I'll keep adding to this list. For historic reasons going back over 10 years all my owned music is under one Apple ID and my iCloud services are under another. 3/5 family members use the same Store Apple ID. Because of the way family sharing works that legacy Apple ID is a six family member.
- On the individual plan you can stream to one device at a time. On the family plan you can stream to up to 6 devices at one time. On the individual plan if two devices share the same Store Apple ID only one can stream at a time. (I think you can play Music you own on more than one device.)
- If you are on a free plan and upgrade to family plan you don't get any special credit, just go to full price.
- When you do upgrade from the Music app (good luck figuring this out) you get the monthly $15 renewal. There's no yearly discount.
- I think music that you have in legacy iTunes that is not part of Apple's library is uploaded and available. For example (from 2003!).

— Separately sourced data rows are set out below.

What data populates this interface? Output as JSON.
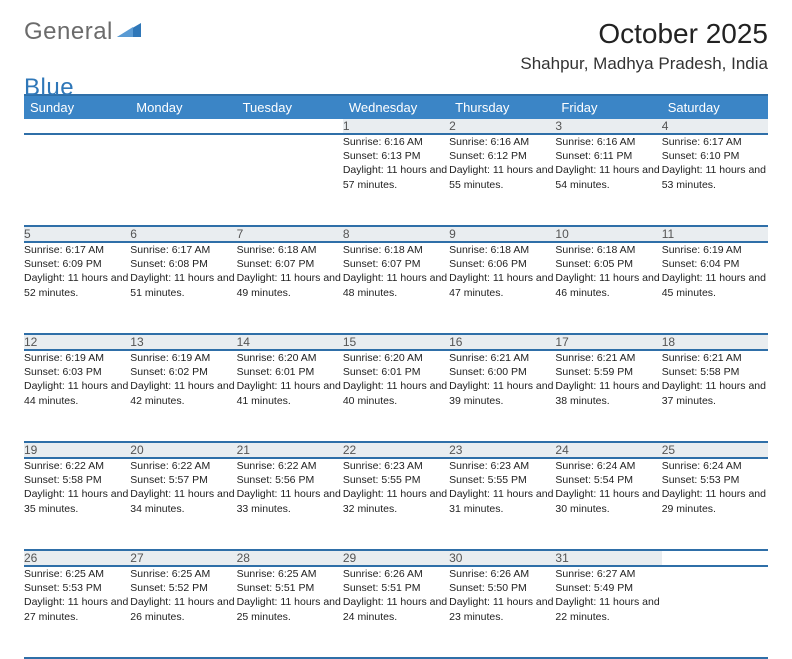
{
  "brand": {
    "word1": "General",
    "word2": "Blue"
  },
  "title": "October 2025",
  "location": "Shahpur, Madhya Pradesh, India",
  "colors": {
    "header_bg": "#3b85c6",
    "header_border": "#2f6fa8",
    "daynum_bg": "#e9edf0",
    "text": "#333333",
    "brand_gray": "#6b6b6b",
    "brand_blue": "#2f77b8"
  },
  "weekdays": [
    "Sunday",
    "Monday",
    "Tuesday",
    "Wednesday",
    "Thursday",
    "Friday",
    "Saturday"
  ],
  "weeks": [
    [
      null,
      null,
      null,
      {
        "n": "1",
        "sr": "6:16 AM",
        "ss": "6:13 PM",
        "dl": "11 hours and 57 minutes."
      },
      {
        "n": "2",
        "sr": "6:16 AM",
        "ss": "6:12 PM",
        "dl": "11 hours and 55 minutes."
      },
      {
        "n": "3",
        "sr": "6:16 AM",
        "ss": "6:11 PM",
        "dl": "11 hours and 54 minutes."
      },
      {
        "n": "4",
        "sr": "6:17 AM",
        "ss": "6:10 PM",
        "dl": "11 hours and 53 minutes."
      }
    ],
    [
      {
        "n": "5",
        "sr": "6:17 AM",
        "ss": "6:09 PM",
        "dl": "11 hours and 52 minutes."
      },
      {
        "n": "6",
        "sr": "6:17 AM",
        "ss": "6:08 PM",
        "dl": "11 hours and 51 minutes."
      },
      {
        "n": "7",
        "sr": "6:18 AM",
        "ss": "6:07 PM",
        "dl": "11 hours and 49 minutes."
      },
      {
        "n": "8",
        "sr": "6:18 AM",
        "ss": "6:07 PM",
        "dl": "11 hours and 48 minutes."
      },
      {
        "n": "9",
        "sr": "6:18 AM",
        "ss": "6:06 PM",
        "dl": "11 hours and 47 minutes."
      },
      {
        "n": "10",
        "sr": "6:18 AM",
        "ss": "6:05 PM",
        "dl": "11 hours and 46 minutes."
      },
      {
        "n": "11",
        "sr": "6:19 AM",
        "ss": "6:04 PM",
        "dl": "11 hours and 45 minutes."
      }
    ],
    [
      {
        "n": "12",
        "sr": "6:19 AM",
        "ss": "6:03 PM",
        "dl": "11 hours and 44 minutes."
      },
      {
        "n": "13",
        "sr": "6:19 AM",
        "ss": "6:02 PM",
        "dl": "11 hours and 42 minutes."
      },
      {
        "n": "14",
        "sr": "6:20 AM",
        "ss": "6:01 PM",
        "dl": "11 hours and 41 minutes."
      },
      {
        "n": "15",
        "sr": "6:20 AM",
        "ss": "6:01 PM",
        "dl": "11 hours and 40 minutes."
      },
      {
        "n": "16",
        "sr": "6:21 AM",
        "ss": "6:00 PM",
        "dl": "11 hours and 39 minutes."
      },
      {
        "n": "17",
        "sr": "6:21 AM",
        "ss": "5:59 PM",
        "dl": "11 hours and 38 minutes."
      },
      {
        "n": "18",
        "sr": "6:21 AM",
        "ss": "5:58 PM",
        "dl": "11 hours and 37 minutes."
      }
    ],
    [
      {
        "n": "19",
        "sr": "6:22 AM",
        "ss": "5:58 PM",
        "dl": "11 hours and 35 minutes."
      },
      {
        "n": "20",
        "sr": "6:22 AM",
        "ss": "5:57 PM",
        "dl": "11 hours and 34 minutes."
      },
      {
        "n": "21",
        "sr": "6:22 AM",
        "ss": "5:56 PM",
        "dl": "11 hours and 33 minutes."
      },
      {
        "n": "22",
        "sr": "6:23 AM",
        "ss": "5:55 PM",
        "dl": "11 hours and 32 minutes."
      },
      {
        "n": "23",
        "sr": "6:23 AM",
        "ss": "5:55 PM",
        "dl": "11 hours and 31 minutes."
      },
      {
        "n": "24",
        "sr": "6:24 AM",
        "ss": "5:54 PM",
        "dl": "11 hours and 30 minutes."
      },
      {
        "n": "25",
        "sr": "6:24 AM",
        "ss": "5:53 PM",
        "dl": "11 hours and 29 minutes."
      }
    ],
    [
      {
        "n": "26",
        "sr": "6:25 AM",
        "ss": "5:53 PM",
        "dl": "11 hours and 27 minutes."
      },
      {
        "n": "27",
        "sr": "6:25 AM",
        "ss": "5:52 PM",
        "dl": "11 hours and 26 minutes."
      },
      {
        "n": "28",
        "sr": "6:25 AM",
        "ss": "5:51 PM",
        "dl": "11 hours and 25 minutes."
      },
      {
        "n": "29",
        "sr": "6:26 AM",
        "ss": "5:51 PM",
        "dl": "11 hours and 24 minutes."
      },
      {
        "n": "30",
        "sr": "6:26 AM",
        "ss": "5:50 PM",
        "dl": "11 hours and 23 minutes."
      },
      {
        "n": "31",
        "sr": "6:27 AM",
        "ss": "5:49 PM",
        "dl": "11 hours and 22 minutes."
      },
      null
    ]
  ],
  "labels": {
    "sunrise": "Sunrise:",
    "sunset": "Sunset:",
    "daylight": "Daylight:"
  }
}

I don't know if I play from streaming if I get this one or a newer version.
- In addition to iTunes you can use music.apple.com to access your library on a Mac.

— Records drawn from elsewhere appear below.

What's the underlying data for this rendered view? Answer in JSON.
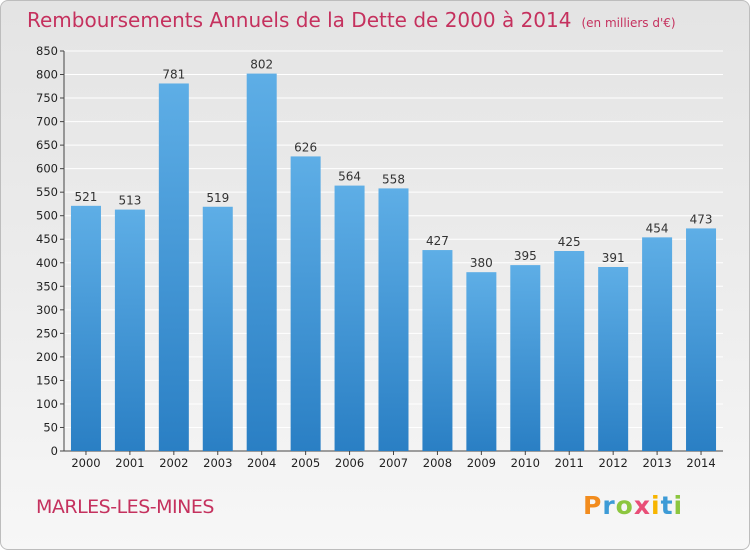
{
  "chart_data": {
    "type": "bar",
    "title": "Remboursements Annuels de la Dette de 2000 à 2014",
    "unit": "(en milliers d'€)",
    "categories": [
      "2000",
      "2001",
      "2002",
      "2003",
      "2004",
      "2005",
      "2006",
      "2007",
      "2008",
      "2009",
      "2010",
      "2011",
      "2012",
      "2013",
      "2014"
    ],
    "values": [
      521,
      513,
      781,
      519,
      802,
      626,
      564,
      558,
      427,
      380,
      395,
      425,
      391,
      454,
      473
    ],
    "ylim": [
      0,
      850
    ],
    "ytick_step": 50,
    "grid": true,
    "legend": "none",
    "bar_color_top": "#5eaee6",
    "bar_color_bottom": "#2a7fc4"
  },
  "location": "MARLES-LES-MINES",
  "brand": {
    "name": "Proxiti",
    "letters": [
      "P",
      "r",
      "o",
      "x",
      "i",
      "t",
      "i"
    ],
    "colors": [
      "#f28c1e",
      "#3d9bd6",
      "#8cc63f",
      "#e94e77",
      "#f7b500",
      "#3d9bd6",
      "#8cc63f"
    ]
  }
}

- FreeYourMusic.app on iOS $10 works pretty well to transfer Spotify playlists to Apple Music. The $10 is a lifelong subscription but it is not family shared.
- When you cancel Spotify you revert to ad-supported Spotify, your playlists don't go away.

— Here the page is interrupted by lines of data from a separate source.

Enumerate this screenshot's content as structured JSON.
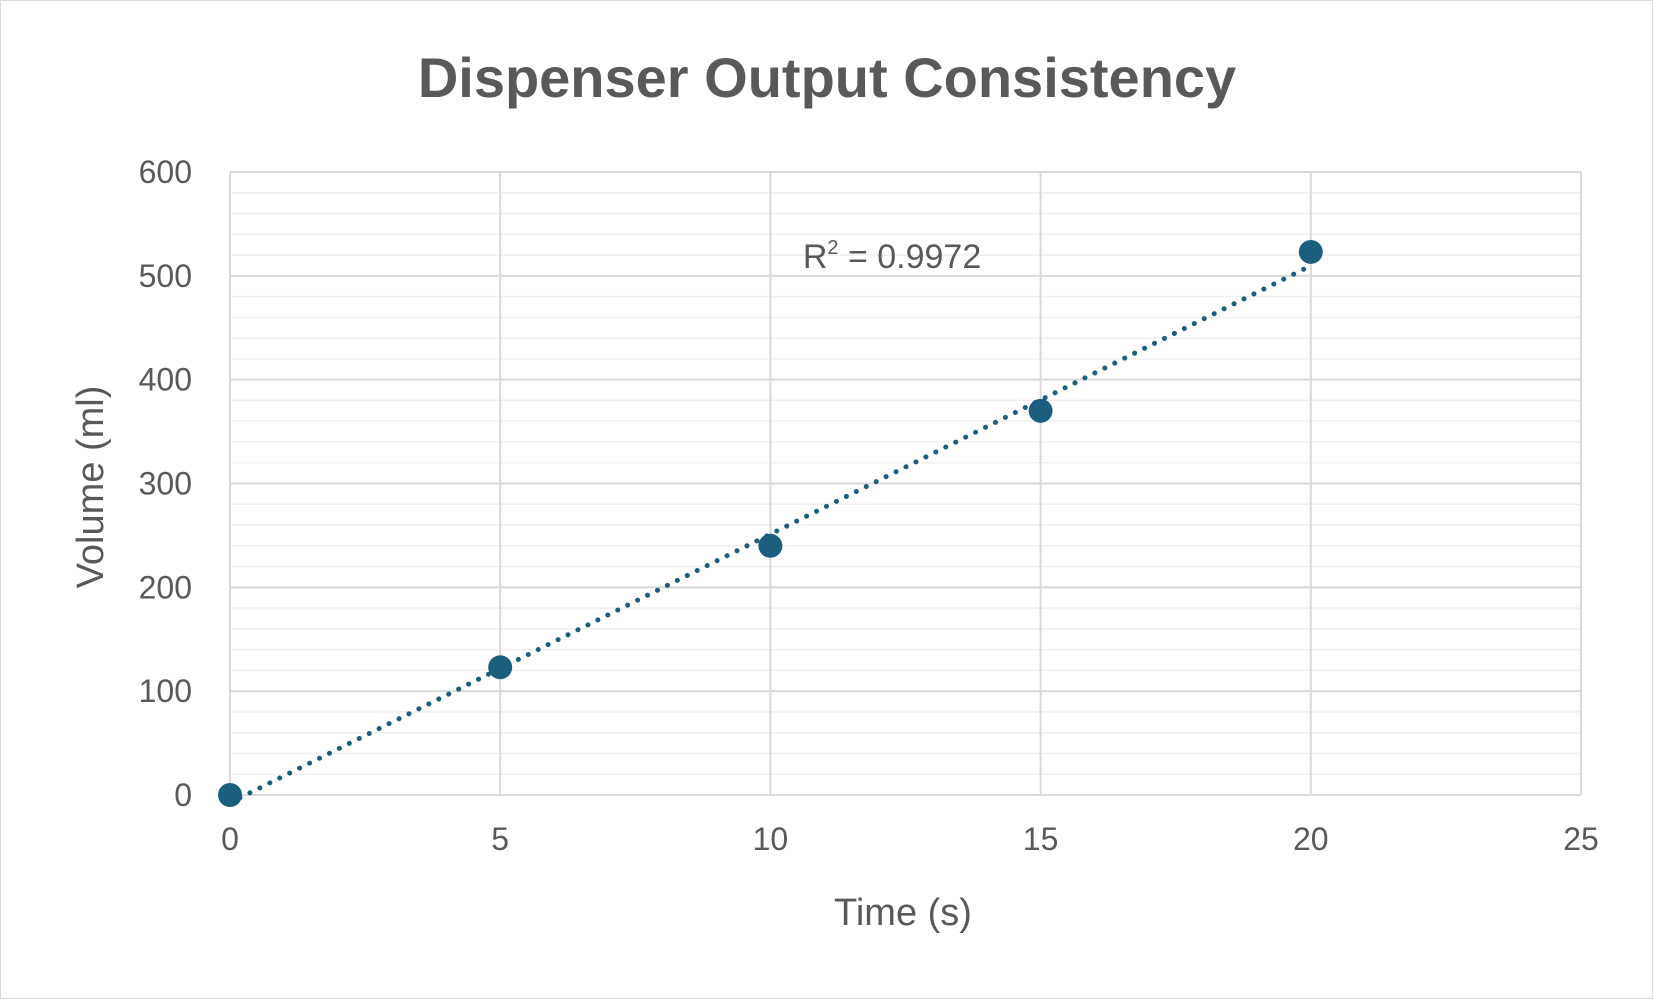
{
  "chart_data": {
    "type": "scatter",
    "title": "Dispenser Output Consistency",
    "xlabel": "Time (s)",
    "ylabel": "Volume (ml)",
    "xlim": [
      0,
      25
    ],
    "ylim": [
      0,
      600
    ],
    "x_major_ticks": [
      0,
      5,
      10,
      15,
      20,
      25
    ],
    "y_major_ticks": [
      0,
      100,
      200,
      300,
      400,
      500,
      600
    ],
    "y_minor_step": 20,
    "grid": true,
    "legend": "none",
    "series": [
      {
        "x": [
          0,
          5,
          10,
          15,
          20
        ],
        "y": [
          0,
          123,
          240,
          370,
          523
        ],
        "color": "#1b5e7e",
        "marker": "circle"
      }
    ],
    "trendline": {
      "type": "linear",
      "style": "dotted",
      "color": "#1b5e7e",
      "x_range": [
        0,
        20
      ],
      "annotation": {
        "r2_prefix": "R",
        "r2_superscript": "2",
        "r2_value_text": " = 0.9972",
        "at_x": 10.6,
        "at_y": 520
      }
    }
  }
}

- To Share Playlists you need to create a Profile.
- Apple Music includes iTunes Match
Additional notes on results of moving Emily from using a shared Store Apple ID to her iCloud Apple ID for media and purchases given family sharing:
- Playlists that were on her phone seemed to stay on her phone
- Downloads on her phone are still there and they synced to the Cloud
- Still TBD how this will impact movies, apps, etc given family sharing (our legacy shared Store Apple ID is a 'family member').